The panel also admonished its own former counsel, Dawn Kelly Mobley, for "improperly" communicating confidential information to two of the Carib News officials. Read the full statement here.
Republicans have already seized on the finding, reiterating their calls for Rangel to step down from his powerful position at the helm of the Ways and Means Committee.
In a press conference held last night after he attended the White House health care summit, Rangel argued that "common sense dictates that members of Congress should not be held responsible for what could be the wrongdoing or mistakes or errors of staff."
The ethics panel concluded that only Rangel's staff, not the congressman himself, knew about the corporate funding of the events. But it found he was "responsible for the knowledge and actions of his staff in the performance of their official duties."
The two trips in question, to Antigua and Barbuda and St. Maarten in November 2007 and November 2008, were for the Carib News Foundation Multinational Business Conference. A staffer for a conservative watchdog group, the National Legal and Policy Center, attended the 2008 conference and took pictures of signs that prominently featured corporate sponsors such as Pfizer, IBM, and Citi.
But when the trips came up for pre-travel review, the corporate funding was not revealed.
"Although the Committee had approved the Members' travel, that approval was conditional upon the information provided to the Committee being true and correct," the ethics panel statement says. "That was not the case."
Four other Dems who went on the junkets -- Reps. Bennie Thompson, Yvette Clarke, Donald Payne, and Carolyn Cheeks Kilpatrick -- were cleared by the ethics panel. The panel found that those four members (and, presumably, their staffs) did not know the trips were sponsored by corporations.

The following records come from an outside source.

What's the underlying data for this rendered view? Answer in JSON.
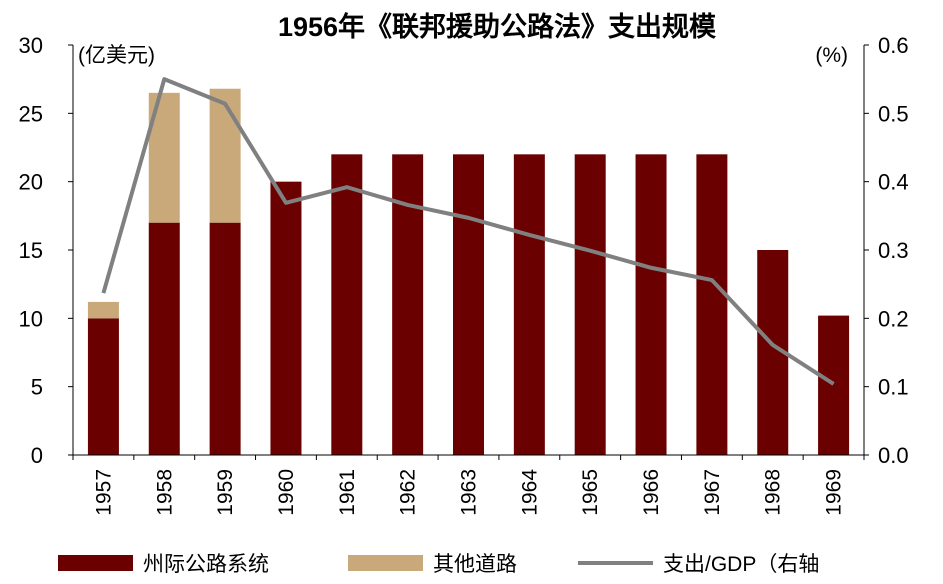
{
  "chart_data": {
    "type": "bar",
    "title": "1956年《联邦援助公路法》支出规模",
    "left_unit": "(亿美元)",
    "right_unit": "(%)",
    "categories": [
      "1957",
      "1958",
      "1959",
      "1960",
      "1961",
      "1962",
      "1963",
      "1964",
      "1965",
      "1966",
      "1967",
      "1968",
      "1969"
    ],
    "ylim": [
      0,
      30
    ],
    "yticks": [
      "0",
      "5",
      "10",
      "15",
      "20",
      "25",
      "30"
    ],
    "y2lim": [
      0,
      0.6
    ],
    "y2ticks": [
      "0.0",
      "0.1",
      "0.2",
      "0.3",
      "0.4",
      "0.5",
      "0.6"
    ],
    "stacked": true,
    "grid": false,
    "legend_position": "bottom",
    "series": [
      {
        "name": "州际公路系统",
        "type": "bar",
        "color": "#6b0000",
        "values": [
          10,
          17,
          17,
          20,
          22,
          22,
          22,
          22,
          22,
          22,
          22,
          15,
          10.2
        ]
      },
      {
        "name": "其他道路",
        "type": "bar",
        "color": "#c9a97a",
        "values": [
          1.2,
          9.5,
          9.8,
          0,
          0,
          0,
          0,
          0,
          0,
          0,
          0,
          0,
          0
        ]
      },
      {
        "name": "支出/GDP（右轴",
        "type": "line",
        "axis": "right",
        "color": "#808080",
        "values": [
          0.237,
          0.55,
          0.514,
          0.369,
          0.392,
          0.366,
          0.347,
          0.322,
          0.299,
          0.274,
          0.256,
          0.161,
          0.104
        ]
      }
    ]
  }
}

The three Carib News officials who were referred to the DOJ are Karl Rodney, Faye Rodney, and Patricia Louis. Karl Rodney and Louis were the two officials who the ethics panel found received confidential information from the ethics counsel.
The Web site of the Caribbean Multinational Business Conference says that for 12 years the event "has been creating links between the Caribbean, Central America and the U.S. Usually, during four days of workshops, luncheons and dinners, Caribbean Political Heads of State and Ministers of Government, Members of the Congressional Black Caucus, Local and Regional Politicians, business persons and influential individuals from the U.S. and the Caribbean discuss, interact and network around issues of mutual concern; relationships are built and business deals are made."

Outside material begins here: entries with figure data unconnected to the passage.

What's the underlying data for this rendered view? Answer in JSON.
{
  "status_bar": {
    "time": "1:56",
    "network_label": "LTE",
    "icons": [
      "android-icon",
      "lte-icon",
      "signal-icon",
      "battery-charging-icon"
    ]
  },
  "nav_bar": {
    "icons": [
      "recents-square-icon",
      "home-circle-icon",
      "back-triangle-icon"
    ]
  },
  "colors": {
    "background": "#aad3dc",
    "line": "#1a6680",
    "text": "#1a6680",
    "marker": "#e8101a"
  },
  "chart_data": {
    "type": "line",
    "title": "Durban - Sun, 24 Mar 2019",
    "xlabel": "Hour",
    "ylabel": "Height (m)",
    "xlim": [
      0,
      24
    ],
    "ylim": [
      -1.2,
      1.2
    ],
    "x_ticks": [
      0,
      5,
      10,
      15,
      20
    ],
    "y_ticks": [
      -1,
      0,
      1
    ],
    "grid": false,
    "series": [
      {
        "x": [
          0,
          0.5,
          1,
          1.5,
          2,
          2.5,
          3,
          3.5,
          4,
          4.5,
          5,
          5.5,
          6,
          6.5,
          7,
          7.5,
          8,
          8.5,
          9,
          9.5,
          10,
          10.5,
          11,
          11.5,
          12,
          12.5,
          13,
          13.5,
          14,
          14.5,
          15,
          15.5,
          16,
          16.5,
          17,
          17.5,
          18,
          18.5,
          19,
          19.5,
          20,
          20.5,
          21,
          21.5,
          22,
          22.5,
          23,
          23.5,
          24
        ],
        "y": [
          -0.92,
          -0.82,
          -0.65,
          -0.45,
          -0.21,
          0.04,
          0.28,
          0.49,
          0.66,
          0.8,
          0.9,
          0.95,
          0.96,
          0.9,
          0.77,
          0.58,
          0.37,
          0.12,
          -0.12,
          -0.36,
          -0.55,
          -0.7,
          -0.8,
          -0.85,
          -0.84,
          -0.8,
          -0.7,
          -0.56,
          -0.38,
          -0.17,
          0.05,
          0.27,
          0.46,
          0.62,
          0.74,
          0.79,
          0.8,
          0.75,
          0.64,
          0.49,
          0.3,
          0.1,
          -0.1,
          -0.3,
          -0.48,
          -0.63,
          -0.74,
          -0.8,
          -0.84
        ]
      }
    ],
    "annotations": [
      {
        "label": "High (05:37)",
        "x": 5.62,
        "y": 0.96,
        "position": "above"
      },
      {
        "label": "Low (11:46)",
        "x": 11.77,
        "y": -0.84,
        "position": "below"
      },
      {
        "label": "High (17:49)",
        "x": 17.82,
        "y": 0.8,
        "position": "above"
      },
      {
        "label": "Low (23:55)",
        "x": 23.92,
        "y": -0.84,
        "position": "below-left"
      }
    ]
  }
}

The ethics committee is still looking into several matters involving Rangel. We looked at his various ethical issues in this post.
Late 3/1/10 Update: The section of this story on Dawn Kelly Mobley has been corrected. She allegedly communicated internal information not during the ethics investigation, as the post originally stated, but during the pre-travel approval process. For more on Mobley's role, see this post.